Professor Fraser said a normal enterococcus could switch from being sensitive to vancomycin, an antibiotic, to being resistant just by contact with a resistant strain.
"Of course hospitals are a great meeting place for bacteria and this is why outbreaks of drug-resistant organisms happen there."
He said vancomycin was traditionally the antibiotic of last resort for treating another superbug, methicillin-resistant staphylococcus aureus (MRSA). However, several instances of vancomycin-resistant staphylococcus aureus (VRSA) had been reported in individual patients from Japan, the US and Europe since 1996. VRSA infections remained extremely rare but were very difficult to treat.

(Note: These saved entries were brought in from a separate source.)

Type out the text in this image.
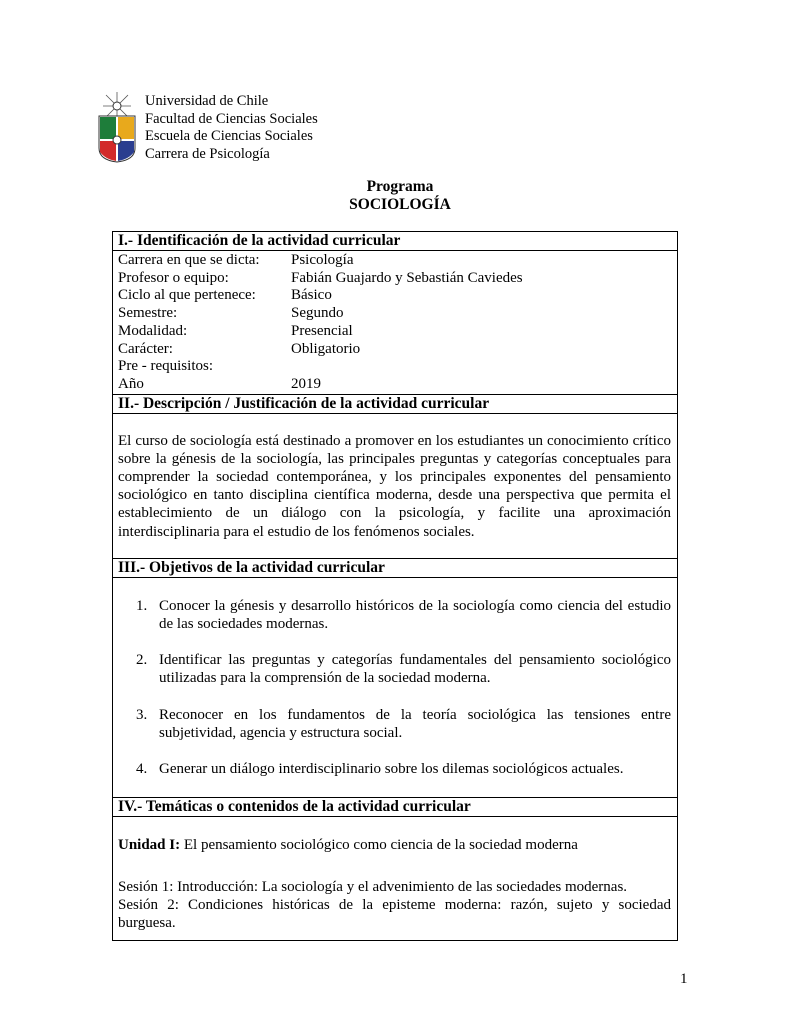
Universidad de Chile
Facultad de Ciencias Sociales
Escuela de Ciencias Sociales
Carrera de Psicología
Programa
SOCIOLOGÍA
I.- Identificación de la actividad curricular
Carrera en que se dicta:	Psicología
Profesor o equipo:	Fabián Guajardo y Sebastián Caviedes
Ciclo al que pertenece:	Básico
Semestre:	Segundo
Modalidad:	Presencial
Carácter:	Obligatorio
Pre - requisitos:
Año	2019
II.- Descripción / Justificación de la actividad curricular
El curso de sociología está destinado a promover en los estudiantes un conocimiento crítico sobre la génesis de la sociología, las principales preguntas y categorías conceptuales para comprender la sociedad contemporánea, y los principales exponentes del pensamiento sociológico en tanto disciplina científica moderna, desde una perspectiva que permita el establecimiento de un diálogo con la psicología, y facilite una aproximación interdisciplinaria para el estudio de los fenómenos sociales.
III.- Objetivos de la actividad curricular
1. Conocer la génesis y desarrollo históricos de la sociología como ciencia del estudio de las sociedades modernas.
2. Identificar las preguntas y categorías fundamentales del pensamiento sociológico utilizadas para la comprensión de la sociedad moderna.
3. Reconocer en los fundamentos de la teoría sociológica las tensiones entre subjetividad, agencia y estructura social.
4. Generar un diálogo interdisciplinario sobre los dilemas sociológicos actuales.
IV.- Temáticas o contenidos de la actividad curricular
Unidad I: El pensamiento sociológico como ciencia de la sociedad moderna
Sesión 1: Introducción: La sociología y el advenimiento de las sociedades modernas.
Sesión 2: Condiciones históricas de la episteme moderna: razón, sujeto y sociedad burguesa.
1
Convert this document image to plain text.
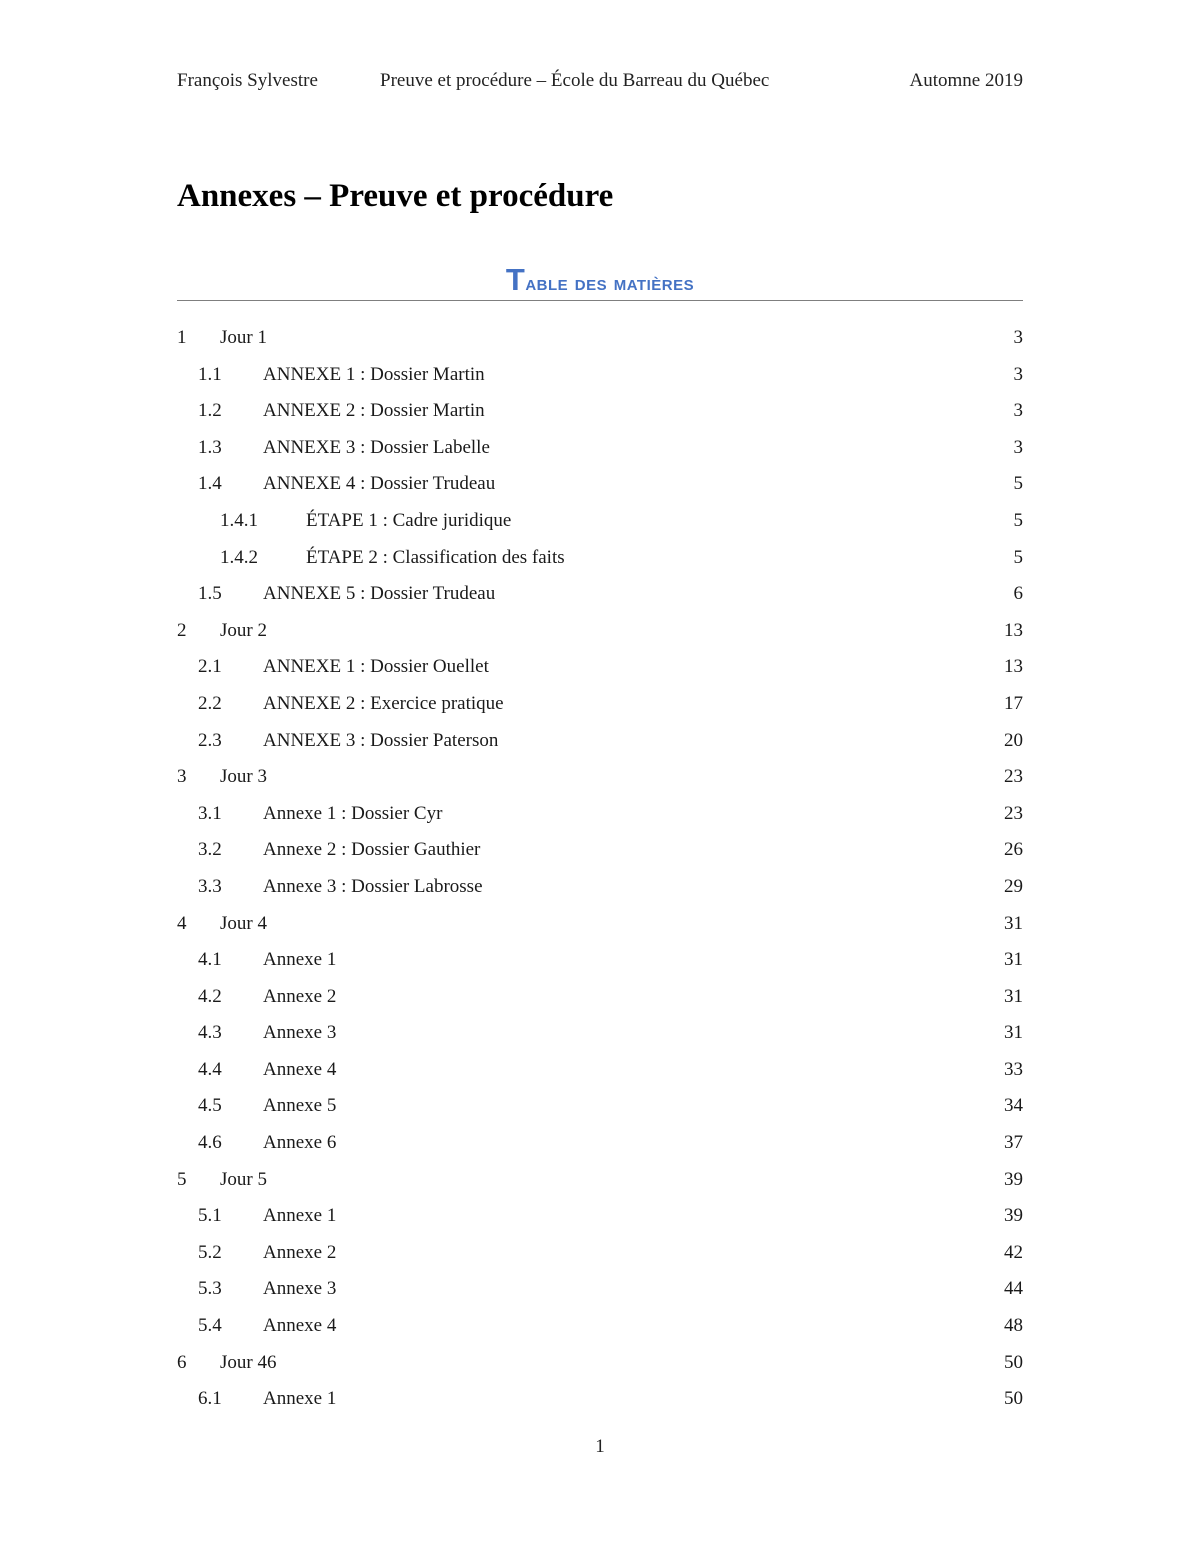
François Sylvestre	Preuve et procédure – École du Barreau du Québec	Automne 2019
Annexes – Preuve et procédure
Table des matières
1	Jour 1	3
1.1	ANNEXE 1 : Dossier Martin	3
1.2	ANNEXE 2 : Dossier Martin	3
1.3	ANNEXE 3 : Dossier Labelle	3
1.4	ANNEXE 4 : Dossier Trudeau	5
1.4.1	ÉTAPE 1 : Cadre juridique	5
1.4.2	ÉTAPE 2 : Classification des faits	5
1.5	ANNEXE 5 : Dossier Trudeau	6
2	Jour 2	13
2.1	ANNEXE 1 : Dossier Ouellet	13
2.2	ANNEXE 2 : Exercice pratique	17
2.3	ANNEXE 3 : Dossier Paterson	20
3	Jour 3	23
3.1	Annexe 1 : Dossier Cyr	23
3.2	Annexe 2 : Dossier Gauthier	26
3.3	Annexe 3 : Dossier Labrosse	29
4	Jour 4	31
4.1	Annexe 1	31
4.2	Annexe 2	31
4.3	Annexe 3	31
4.4	Annexe 4	33
4.5	Annexe 5	34
4.6	Annexe 6	37
5	Jour 5	39
5.1	Annexe 1	39
5.2	Annexe 2	42
5.3	Annexe 3	44
5.4	Annexe 4	48
6	Jour 46	50
6.1	Annexe 1	50
1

Unnecessary use of antibiotics could render them useless against newly emerging bacteria, but the pharmaceutical industry's development of new antibiotics was "just managing to keep ahead" of the resistant strains, Professor Fraser said. However, unlike the broad spectrum antibiotics originally developed, the new ones were targeted against just a narrow range of bacteria, making them more complex to use because doctors treating seriously unwell patients would have to wait for test results to choose which medicine to give.